National Youth Musical Theatre Students, workshopping "Alice by Heart"

The room was filled with directors and about 12 actors from the National Youth Musical Theatre program. It was the end of the day and the facilitating director Timothy Sheader was focusing on transitions and design. Steven Sater answered questions about the writer’s process using a pre-existing text (“Alice in Wonderland”) as a springboard for an exploration of underlying themes.

By the end of the day, I had seen bits and pieces of 5 of the 10 new plays. I had met with teachers and directors who were passionately excited about producing these new works with their students, and who clearly relished the opportunity to ask questions of the writers and facilitating directors. It was a rare opportunity.

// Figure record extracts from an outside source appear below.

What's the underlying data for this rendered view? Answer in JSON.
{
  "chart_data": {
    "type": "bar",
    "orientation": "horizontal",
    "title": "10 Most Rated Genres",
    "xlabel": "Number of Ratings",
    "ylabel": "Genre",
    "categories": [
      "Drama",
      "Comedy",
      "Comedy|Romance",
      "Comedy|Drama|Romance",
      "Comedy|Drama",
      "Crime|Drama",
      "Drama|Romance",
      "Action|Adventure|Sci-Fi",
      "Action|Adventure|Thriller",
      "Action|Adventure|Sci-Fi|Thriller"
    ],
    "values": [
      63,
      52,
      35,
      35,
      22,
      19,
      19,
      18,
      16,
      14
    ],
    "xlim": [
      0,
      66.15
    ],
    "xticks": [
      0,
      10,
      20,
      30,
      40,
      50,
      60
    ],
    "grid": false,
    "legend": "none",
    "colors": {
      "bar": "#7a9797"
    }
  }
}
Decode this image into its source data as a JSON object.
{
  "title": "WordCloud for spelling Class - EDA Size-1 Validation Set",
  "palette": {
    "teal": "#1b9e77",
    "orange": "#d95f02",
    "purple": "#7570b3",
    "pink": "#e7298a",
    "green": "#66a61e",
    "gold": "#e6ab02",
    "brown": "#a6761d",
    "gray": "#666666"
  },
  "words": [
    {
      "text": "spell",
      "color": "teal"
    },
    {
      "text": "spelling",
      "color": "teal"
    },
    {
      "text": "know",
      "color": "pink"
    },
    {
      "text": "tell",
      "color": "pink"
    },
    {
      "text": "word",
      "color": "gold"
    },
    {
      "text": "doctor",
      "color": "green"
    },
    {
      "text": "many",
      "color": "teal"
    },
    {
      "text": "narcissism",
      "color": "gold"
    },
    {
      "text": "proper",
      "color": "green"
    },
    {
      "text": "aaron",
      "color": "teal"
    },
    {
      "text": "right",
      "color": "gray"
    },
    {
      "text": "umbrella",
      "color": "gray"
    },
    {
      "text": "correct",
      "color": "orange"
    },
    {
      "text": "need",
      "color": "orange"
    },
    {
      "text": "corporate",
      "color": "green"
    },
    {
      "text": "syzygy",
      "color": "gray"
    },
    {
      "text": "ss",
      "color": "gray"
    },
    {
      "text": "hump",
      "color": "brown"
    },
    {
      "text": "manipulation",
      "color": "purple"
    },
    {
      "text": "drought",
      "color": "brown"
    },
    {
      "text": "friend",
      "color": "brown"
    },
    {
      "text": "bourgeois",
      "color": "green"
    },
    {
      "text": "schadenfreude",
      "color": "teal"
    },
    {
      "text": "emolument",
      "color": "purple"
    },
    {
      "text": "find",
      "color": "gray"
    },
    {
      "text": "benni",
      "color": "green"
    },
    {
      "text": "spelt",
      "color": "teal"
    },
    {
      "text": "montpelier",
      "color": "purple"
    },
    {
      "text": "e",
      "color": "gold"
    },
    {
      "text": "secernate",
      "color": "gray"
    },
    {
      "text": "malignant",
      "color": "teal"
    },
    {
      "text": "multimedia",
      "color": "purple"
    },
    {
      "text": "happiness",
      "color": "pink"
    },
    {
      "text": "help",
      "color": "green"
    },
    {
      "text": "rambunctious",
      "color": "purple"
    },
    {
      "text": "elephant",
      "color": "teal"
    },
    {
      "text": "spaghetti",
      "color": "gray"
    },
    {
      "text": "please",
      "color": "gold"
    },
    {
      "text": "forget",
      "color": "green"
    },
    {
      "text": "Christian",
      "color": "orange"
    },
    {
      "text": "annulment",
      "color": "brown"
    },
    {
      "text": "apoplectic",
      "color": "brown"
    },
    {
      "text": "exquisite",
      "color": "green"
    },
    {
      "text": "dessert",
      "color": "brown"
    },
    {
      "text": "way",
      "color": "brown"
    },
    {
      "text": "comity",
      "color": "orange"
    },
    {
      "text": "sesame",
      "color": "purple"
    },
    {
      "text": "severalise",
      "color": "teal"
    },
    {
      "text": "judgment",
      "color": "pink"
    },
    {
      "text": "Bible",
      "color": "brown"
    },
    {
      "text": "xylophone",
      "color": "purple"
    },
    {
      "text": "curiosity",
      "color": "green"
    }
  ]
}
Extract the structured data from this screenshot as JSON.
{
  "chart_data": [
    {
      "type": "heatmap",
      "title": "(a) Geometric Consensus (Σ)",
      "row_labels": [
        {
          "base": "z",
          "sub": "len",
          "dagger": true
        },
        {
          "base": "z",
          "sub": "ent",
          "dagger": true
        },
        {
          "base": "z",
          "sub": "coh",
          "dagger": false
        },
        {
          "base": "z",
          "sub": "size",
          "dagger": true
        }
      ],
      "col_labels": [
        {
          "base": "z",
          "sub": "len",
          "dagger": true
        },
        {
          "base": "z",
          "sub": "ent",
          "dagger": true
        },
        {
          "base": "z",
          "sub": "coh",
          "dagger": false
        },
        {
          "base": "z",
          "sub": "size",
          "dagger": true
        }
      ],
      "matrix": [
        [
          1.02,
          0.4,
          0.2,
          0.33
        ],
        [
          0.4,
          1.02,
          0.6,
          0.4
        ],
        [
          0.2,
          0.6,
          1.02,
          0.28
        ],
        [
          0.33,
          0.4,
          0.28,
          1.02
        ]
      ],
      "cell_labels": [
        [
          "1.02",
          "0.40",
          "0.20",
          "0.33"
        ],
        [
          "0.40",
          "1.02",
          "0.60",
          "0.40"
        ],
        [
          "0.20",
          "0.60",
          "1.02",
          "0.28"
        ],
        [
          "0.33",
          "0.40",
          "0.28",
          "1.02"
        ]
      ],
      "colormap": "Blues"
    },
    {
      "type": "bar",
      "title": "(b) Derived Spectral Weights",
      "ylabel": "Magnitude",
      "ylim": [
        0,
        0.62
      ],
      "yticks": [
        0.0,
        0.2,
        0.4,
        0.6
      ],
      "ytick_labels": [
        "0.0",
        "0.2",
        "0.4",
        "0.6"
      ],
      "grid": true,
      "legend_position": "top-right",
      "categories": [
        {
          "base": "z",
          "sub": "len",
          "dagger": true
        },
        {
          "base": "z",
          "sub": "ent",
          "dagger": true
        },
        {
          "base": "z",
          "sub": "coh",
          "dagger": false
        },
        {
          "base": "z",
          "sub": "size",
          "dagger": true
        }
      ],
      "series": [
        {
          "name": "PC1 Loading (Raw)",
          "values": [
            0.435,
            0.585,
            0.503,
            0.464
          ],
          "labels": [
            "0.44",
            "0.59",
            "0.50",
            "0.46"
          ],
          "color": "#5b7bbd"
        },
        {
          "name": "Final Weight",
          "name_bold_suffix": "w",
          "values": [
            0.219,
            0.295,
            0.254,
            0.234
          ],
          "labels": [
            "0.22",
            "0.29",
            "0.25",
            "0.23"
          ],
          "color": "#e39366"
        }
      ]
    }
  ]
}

As the workshops ended, Edward invited me to go with Maria Lewenhaupt, his producer from Sweden, as well as delegates from theatres in Norway and Denmark, to see “Shalom Baby” a new drama-comedy at the Theatre Royal Stratford. A wonderfully layered piece, it is a play where the same characters are explored in 1930s Germany and in contemporary Brooklyn. American rap poems were juxtaposed with poignant forbidden love in Germany. It’s a moving and accessible exploration of xenophobia and contemporary blocks to happiness.

It was a long day, a great day. A day of more questions than answers. Just what I needed to kick start new thoughts.